AKTUELLES

von Rechtsanwalt Thomas Wehrli


Keine Hilfs-Sheriffs mehr auf Schweizer Strassen


Dashcams (in Fahrzeugen installierte Kameras) helfen den gesetzestreuen Autofahrern, nicht ganz so gesetzestreue Autofahrer aufzuzeichnen. Auch auf YouTube sind Dashcam-Videos sehr beliebt und spektakuläre Aufnahmen von Verkehrsunfällen oder gar Schlägereien sorgen für eine schnelle Verbreitung der Videos.

Gegen eine Verurteilung aufgrund von mehrfacher, teilweiser grober Verletzungen der Verkehrsregeln, welche durch eine Dashcam aufgezeichnet wurden, hat sich eine Autofahrerin nun bis vor Bundesgericht gewehrt (Bundesgerichtsurteil 6B_1188/2018 vom 26. September 2019). Die Autofahrerin machte geltend, dass die Videoaufnahmen rechtswidrig erstellt worden seien.

Die Strafprozessordnung enthält Bestimmungen zu den verbotenen Beweiserhebungen und zur Verwertbarkeit rechtswidrig erlangter Beweise (Art. 140 f. StPO). Demnach dürfen Beweise, die Strafbehörden in strafbarer Weise (z.B. Zwangsmittel) oder unter Verletzung von Gültigkeitsvorschriften erhoben haben, nicht verwertet werden. Vom Verwertungsverbot ausgenommen sind rechtswidrig erhobene Beweise, falls sie zur Aufklärung schwerer Straftaten unerlässlich sind. Das Bundesgericht erwog nun, dass es aus Sicht der beschuldigten Person unerheblich sei, durch wen die Beweise erhoben werden. Deshalb solle auch bei von Privaten erhobenen Beweisen der gleiche Massstab angewandt werden.

Das Erstellen von Aufnahmen im öffentlichen Raum, auf welchen Personen oder Autokennzeichen erkennbar sind, stellt ein Bearbeiten von Personendaten im Sinne des Datenschutzgesetzes dar. Die Beschaffung von Personendaten und der Zweck der Bearbeitung muss für die betroffenen Personen erkennbar sein, da dies ansonsten eine Persönlichkeitsverletzung darstellt. Das Bundesgericht hielt fest, dass die Erstellung von Videoaufnahmen aus einem Fahrzeug heraus nicht ohne Weiteres erkennbar sei, wobei selbst am Auto angebrachte Hinweisschilder daran nichts ändern würden, weil die Fahrzeuglenker sich dem Verkehrsgeschehen und nicht dem Lesen von Schildern widmen müssen.

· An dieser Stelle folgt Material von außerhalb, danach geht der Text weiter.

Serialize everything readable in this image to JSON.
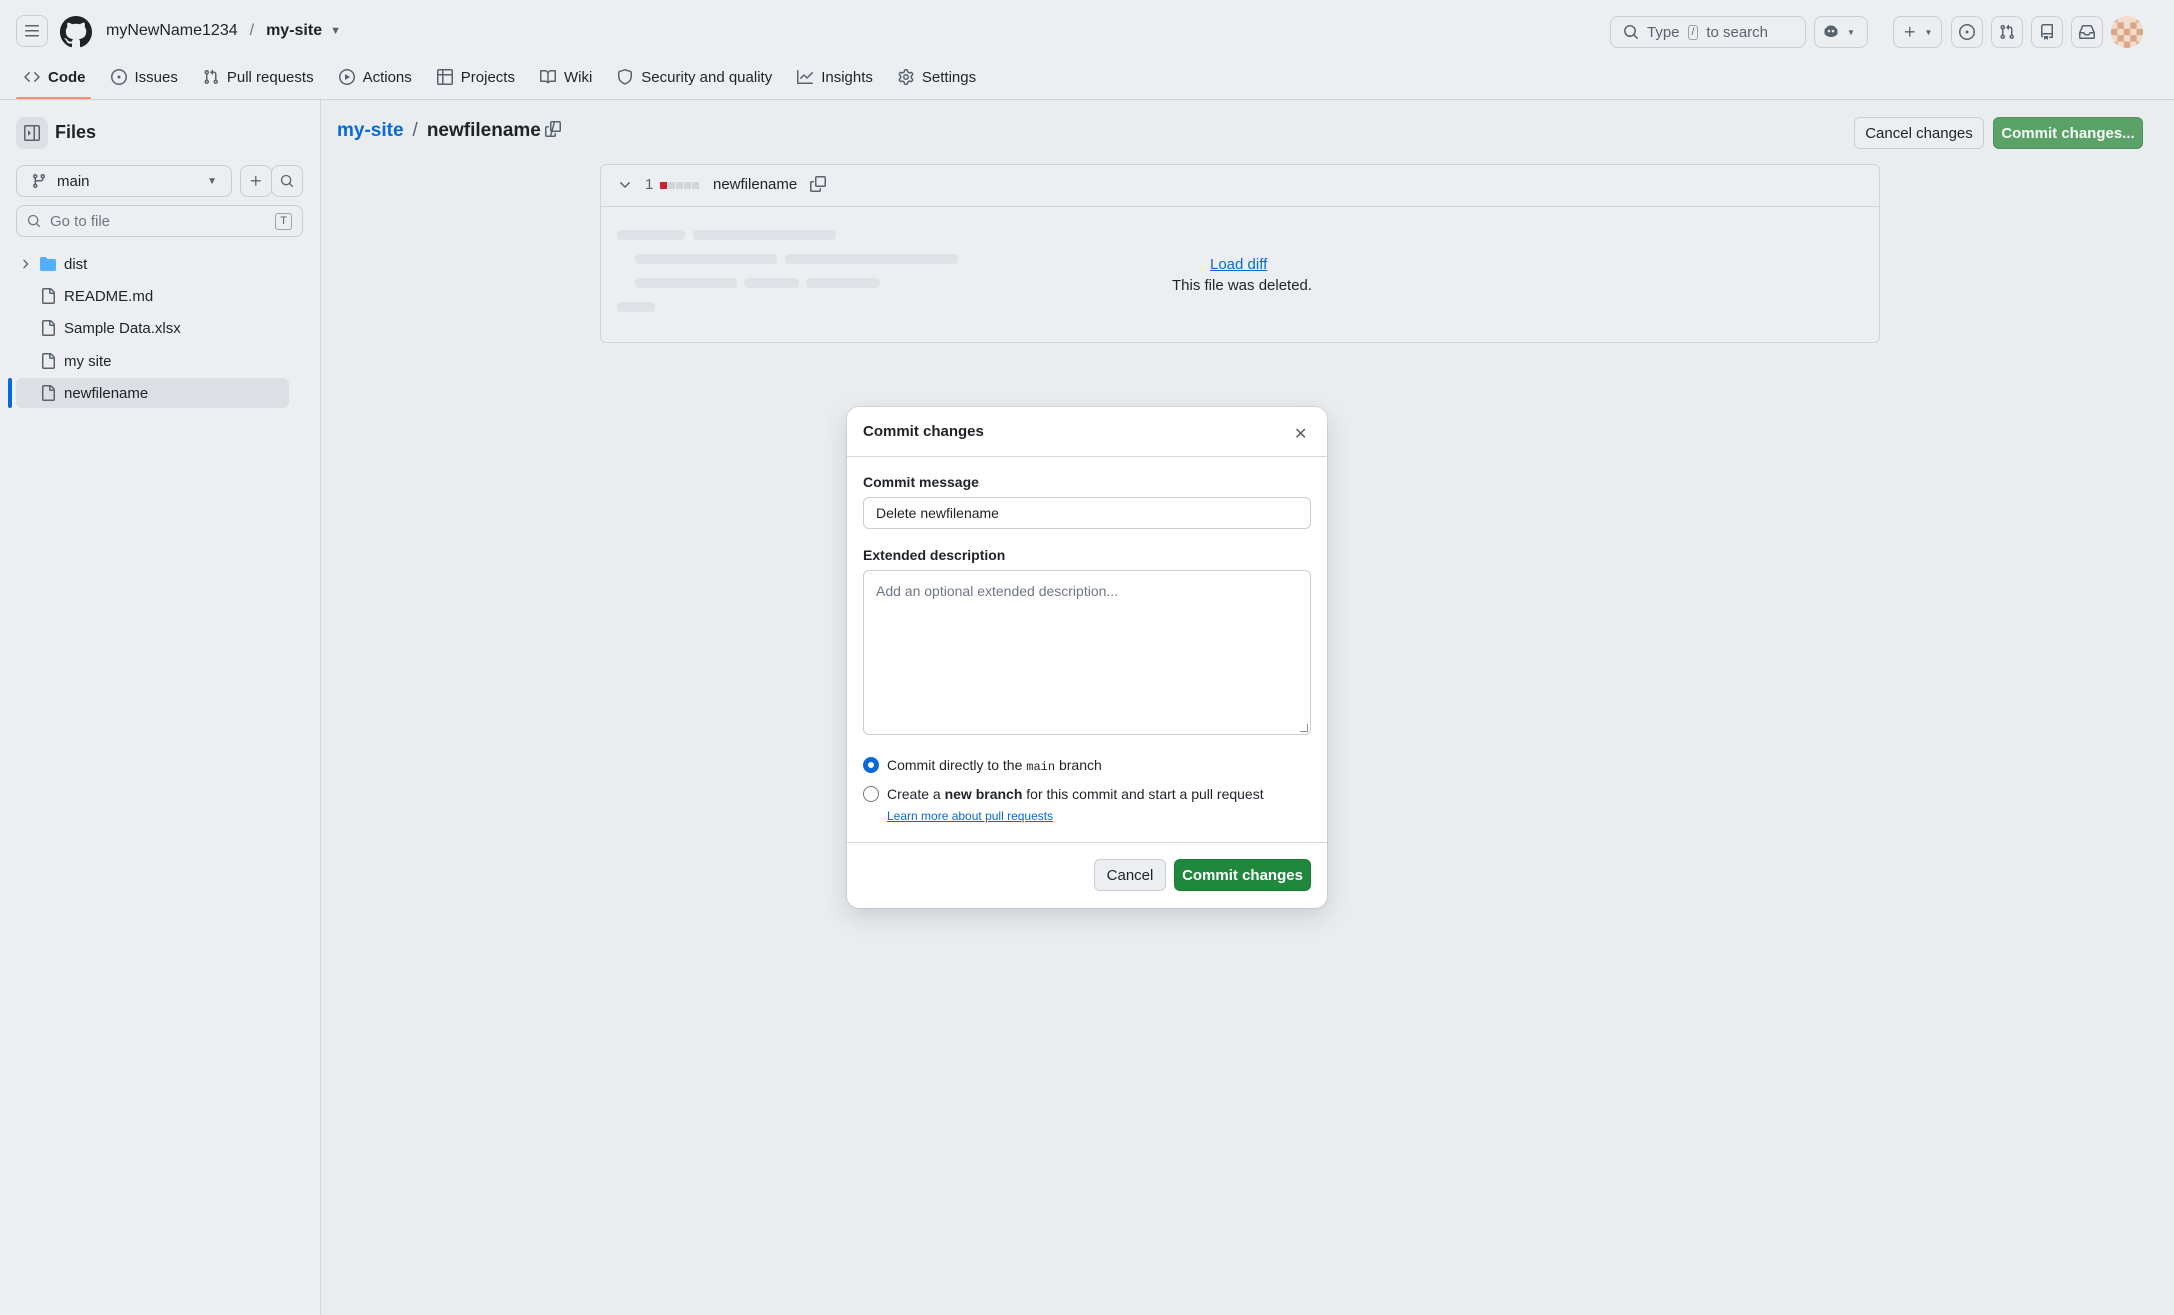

Im vorliegenden Fall wurden die Videoaufnahmen somit rechtswidrig erstellt. Das Bundesgericht erwog, da es sich bei vorliegendem Delikt nicht um eine schwere Straftat (d.h. Verbrechen, Strafmass mehr als 3 Jahre Gefängnis) handle, weshalb die Aufnahmen der Dashcam nicht verwendet werden dürfen. Die Beschwerde wurde daher gutgeheissen.

Es ist nachvollziehbar, dass es bei rechtswidrig erhobenen Beweisen keinen Unterschied machen darf, ob sie durch einen Privaten oder durch die Strafverfolgungsbehörden erhoben worden sind. Da folglich für „einfache“ Delikte im Strassenverkehr in der Regel keine Dashcam-Aufnahmen verwertet werden können, werden auch keine Anreize für “private Sheriffs” gesetzt.